Guido Crosetto del Pdl, ex sottosegretario alla Difesa, non è contrario a discutere della riduzione del numero degli F35 Jsf, (Joint strike fighter), a patto che non si danneggi l’industria bellica italiana: «Dobbiamo metterci d’accordo – premette – se all’Italia serve una Difesa oppure no. Perché qualcuno sembra convinto del contrario». E i tagli di Obama? «I tagli americani non sono una cosa positiva – risponde – perché significa che ognuno dovrà pensare di più alla sua difesa. E io non vedo un mondo in evoluzione positiva». Crosetto non ritiene intoccabile il numero 131: «Già avevamo deciso di abbassare i costi del programma ordinandone 20 in meno a decollo verticale», quelli cioè con l’allestimento più caro.
 
E limitarsi a 80 o 100 velivoli? «È una discussione che ci può stare. Come la riduzione del modello di Difesa da 190 a 140mila uomini nell’ambito della discussione che porto avanti da tempo sulla riorganizzazione delle Forze armate». Ma se l’Italia si sfila dal progetto internazionale degli F35 «ne faremo le spese in termini di occupazione. E io difendo il posto dell’operaio che produce formaggini come quello di chi costruisce cacciabombardieri».
 
«Dateli a me 15 miliardi di euro che ne creo molti di più di posti di lavoro nella sanità, nella scuola, nel non-profit», replica Savino Pezzotta. Il deputato dell’Udc, che la notte del 31 dicembre era a JSF mobilitazione Brescia per la marcia organizzata da diocesi, commissione Cei per i problemi sociali, Caritas e Pax Christi, dice di non essere «radicalmente antimilitarista e contro una forza di difesa. Ma 131 cacciabombardieri non sono uno strumento per difendere l’Italia. Oggi poi le aggressioni contro il nostro Paese arrivano dalla speculazione finanziaria a colpi di spread». Il nodo, dice, «è che in Italia sembra sia vietato parlare di tagli alle spese militari. Capisco che il progetto F35 è stato sostenuto da governi di sinistra e di destra e oggi i partiti dovrebbero smentirsi da soli. Ma io voglio solo che se ne discuta: io sono contro, ma qualcuno mi convinca del contrario. Oggi va tanto di moda parlare della casta e dei costi della politica.
 
Benissimo, ma discutiamo di tutte le spese della pubblica amministrazione. Anche facendo le pulci alla Difesa, che ha più generali che soldati. Degli F35 Norvegia e Olanda ne parlano pubblicamente, solo in Italia non si può. Io la mia mozione non la ritiro».
 
I dubbi sul faraonico programma si fanno strada in Parlamento.

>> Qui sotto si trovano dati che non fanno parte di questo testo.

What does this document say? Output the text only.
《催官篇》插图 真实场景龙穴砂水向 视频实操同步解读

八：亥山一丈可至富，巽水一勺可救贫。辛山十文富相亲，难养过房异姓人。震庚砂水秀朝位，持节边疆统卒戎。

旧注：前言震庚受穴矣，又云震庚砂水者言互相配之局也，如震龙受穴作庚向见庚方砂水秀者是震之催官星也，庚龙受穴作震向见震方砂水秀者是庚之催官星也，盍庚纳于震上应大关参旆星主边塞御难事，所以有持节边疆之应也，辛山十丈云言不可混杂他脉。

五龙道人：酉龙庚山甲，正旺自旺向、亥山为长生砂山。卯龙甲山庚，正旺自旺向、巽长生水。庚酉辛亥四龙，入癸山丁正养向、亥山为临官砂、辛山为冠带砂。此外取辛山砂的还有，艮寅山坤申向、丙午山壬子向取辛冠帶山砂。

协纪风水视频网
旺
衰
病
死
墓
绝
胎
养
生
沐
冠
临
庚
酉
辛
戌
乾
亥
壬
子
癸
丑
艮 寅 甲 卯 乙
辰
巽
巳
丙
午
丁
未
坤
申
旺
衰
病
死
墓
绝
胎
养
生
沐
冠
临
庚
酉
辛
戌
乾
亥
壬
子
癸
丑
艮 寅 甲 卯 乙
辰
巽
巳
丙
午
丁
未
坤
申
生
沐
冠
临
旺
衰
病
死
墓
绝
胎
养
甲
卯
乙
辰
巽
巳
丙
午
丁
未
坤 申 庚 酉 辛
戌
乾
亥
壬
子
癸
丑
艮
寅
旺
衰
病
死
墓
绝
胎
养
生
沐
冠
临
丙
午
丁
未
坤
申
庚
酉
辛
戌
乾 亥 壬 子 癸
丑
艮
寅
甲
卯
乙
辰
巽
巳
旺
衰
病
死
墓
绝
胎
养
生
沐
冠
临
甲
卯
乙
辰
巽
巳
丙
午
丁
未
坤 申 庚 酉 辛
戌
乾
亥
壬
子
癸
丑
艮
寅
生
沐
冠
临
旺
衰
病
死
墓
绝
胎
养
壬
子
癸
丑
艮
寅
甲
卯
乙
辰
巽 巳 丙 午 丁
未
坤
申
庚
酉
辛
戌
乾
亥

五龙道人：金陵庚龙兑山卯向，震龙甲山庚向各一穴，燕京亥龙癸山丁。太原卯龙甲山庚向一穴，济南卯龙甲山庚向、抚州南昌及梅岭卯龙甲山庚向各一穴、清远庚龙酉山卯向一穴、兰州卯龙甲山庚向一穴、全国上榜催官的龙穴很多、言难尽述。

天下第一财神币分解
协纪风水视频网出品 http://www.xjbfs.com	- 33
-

Roberto Della Seta e Francesco Ferrante del Pd annunciano una mozione «per l’uscita dell’Italia dal programma Joint Strike Fighter», che «non comporterebbe oneri ulteriori rispetto a quelli già pagati per la fase di sviluppo e pre-industrializzazione», ricordando come già «Norvegia, Canada, Australia e Turchia hanno messo in discussione la loro partecipazione». «In un momento in cui si chiedono lacrime e sangue ai cittadini – fa eco il portavoce dell’Idv, Leoluca Orlando – una spesa pari quasi a una pesante manovra sarebbe inaccettabile». Dubbi li esprime anche il senatore del Pdl Esteban Juan Caselli: «Il ministro della Difesa ammiraglio Gianpaolo Di Paola farebbe bene a suggerire al professor Mario Monti di ridurre veramente i costi della Difesa non portando avanti questa spesa».